Desarrollado y utilizado clínicamente en Japón, el zinc L-carnosina es un compuesto cristalino formado por un quelato del oligoelemento esencial zinc con el dipéptido L-carnosina. Si bien el zinc es un cofactor para más de 300 reacciones enzimáticas, esta forma específica se valora por su afinidad única a la mucosa gastrointestinal, lo que proporciona un enfoque específico para el bienestar digestivo que ninguno de los dos nutrientes puede lograr por sí solo.
A diferencia de los suplementos de zinc convencionales, que se absorben o excretan rápidamente, este complejo estable proporciona un apoyo sostenido a los tejidos digestivos sin afectar el pH gástrico ni el vaciamiento digestivo normal. Es una opción ideal para mantener la estabilidad de la mucosa a largo plazo y favorecer los procesos de reparación naturales del organismo mediante un complejo de nutrientes científicamente estudiado.
La L-carnosina de zinc está diseñada para actuar justo donde se necesita. El zinc se une a la carnosina para mejorar la estabilidad y la administración dirigida. La carnosina ayuda a guiar el complejo hacia el tejido gástrico dañado, adhiriéndose a la mucosa gástrica para brindar un apoyo localizado de manera prolongada. El zinc se libera gradualmente en el sitio de irritación mediante un mecanismo de disociación lenta. Al permanecer en el sitio de irritación, el zinc L-carnosina proporciona un apoyo sostenido sin alterar la acidez estomacal ni interferir con la función digestiva.
A nivel celular, el zinc L-carnosina estimula activamente los sistemas de defensa endógenos del estómago. El compuesto induce la expresión de proteínas de choque térmico, específicamente la HSP72 (también llamada HSP70), lo que protege a las células epiteliales contra agresiones químicas, térmicas y el estrés oxidativo. Además, este quelato ejerce una potente actividad antioxidante mediante la regulación al alza de enzimas clave como la superóxido dismutasa (SOD-1) y la hemoxigenasa-1 (HO-1) en la mucosa gástrica. Esta acción neutraliza los radicales libres y estabiliza las uniones estrechas (tight junctions) del epitelio, previniendo de forma directa el aumento de la permeabilidad y el daño tisular. Su efecto antiinflamatorio se consolida al suprimir la activación del factor nuclear kappa B (NF-κB) y disminuir de forma dosis-dependiente la producción de citocinas proinflamatorias como la IL-8 y el TNF-α.

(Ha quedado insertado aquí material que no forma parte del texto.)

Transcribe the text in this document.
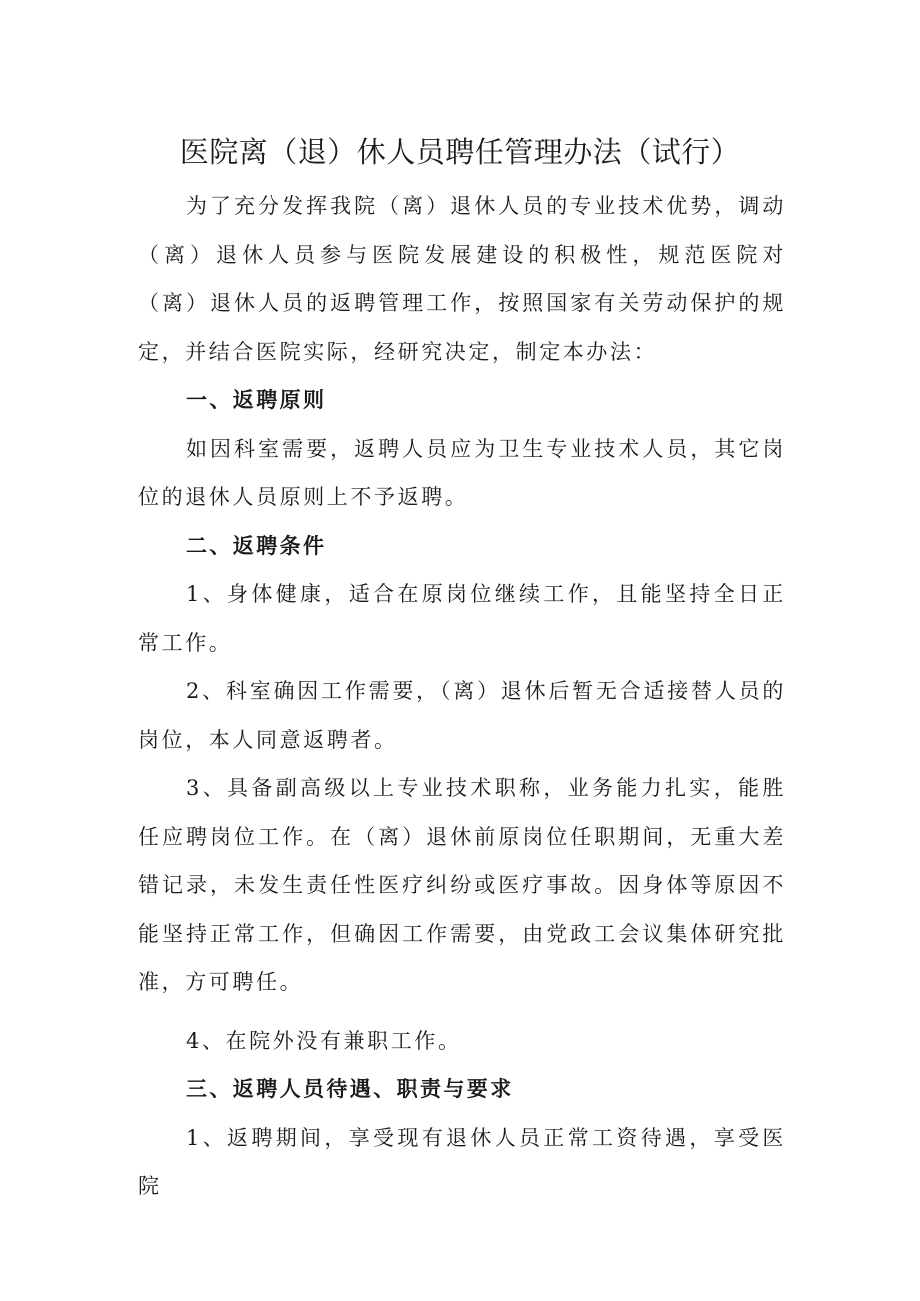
医院离（退）休人员聘任管理办法（试行）

为了充分发挥我院（离）退休人员的专业技术优势，调动（离）退休人员参与医院发展建设的积极性，规范医院对（离）退休人员的返聘管理工作，按照国家有关劳动保护的规定，并结合医院实际，经研究决定，制定本办法：

一、返聘原则

如因科室需要，返聘人员应为卫生专业技术人员，其它岗位的退休人员原则上不予返聘。

二、返聘条件

1、身体健康，适合在原岗位继续工作，且能坚持全日正常工作。

2、科室确因工作需要，（离）退休后暂无合适接替人员的岗位，本人同意返聘者。

3、具备副高级以上专业技术职称，业务能力扎实，能胜任应聘岗位工作。在（离）退休前原岗位任职期间，无重大差错记录，未发生责任性医疗纠纷或医疗事故。因身体等原因不能坚持正常工作，但确因工作需要，由党政工会议集体研究批准，方可聘任。

4、在院外没有兼职工作。

三、返聘人员待遇、职责与要求

1、返聘期间，享受现有退休人员正常工资待遇，享受医院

La eficacia terapéutica del zinc L-carnosina ha sido ampliamente demostrada en múltiples ensayos clínicos controlados y aleatorizados en humanos. En un robusto estudio multicéntrico a doble ciego con 299 pacientes que sufrían de úlcera gástrica confirmada por endoscopia, la administración de zinc L-carnosina durante 8 semanas demostró una tasa de curación y mejoría superior a la de fármacos protectores de referencia como el clorhidrato de cetraxato (51,1% frente a 38,6%), logrando además una reducción drástica de síntomas gástricos como la epigastralgia y la acidez. Estudios clínicos en adultos confirmaron que la dosis idónea es de 75 mg dos veces al día para consolidar la remisión endoscópica completa.
Un ensayo controlado multicéntrico en 224 pacientes con úlceras gástricas demostró que el zinc L-carnosina ofrece tasas de eficacia equivalentes al protector de mucosa tradicional rebamipida (alcanzando un 81,48% de efectividad endoscópica), consolidando la calidad de la cicatrización tisular gástrica con un alto perfil de seguridad (12). Por otro lado, debido a su capacidad única para proteger la integridad de las uniones epiteliales, un ensayo clínico cruzado en humanos sanos demostró que el zinc L-carnosina previene con éxito el aumento de la permeabilidad intestinal provocado por el uso crónico de antiinflamatorios no esteroideos (AINE) como la indometacina (4).
Finalmente, su eficacia clínica en humanos ha cobrado gran relevancia al usarse como adyuvante para combatir la bacteria Helicobacter pylori. Un ensayo clínico aleatorizado, prospectivo y multicéntrico demostró que añadir polaprezinc a la terapia triple estándar con antibióticos (omeprazol, amoxicilina y claritromicina) elevó significativamente la tasa de erradicación bacteriana del 61,4% (terapia sola) a más del 81% en el análisis por protocolo (13). Estudios clínicos de revisión confirman que este beneficio metabólico se mantiene de forma segura, acelerando la resolución de la gastritis atrófica asociada sin incrementar la toxicidad del tratamiento (6,13).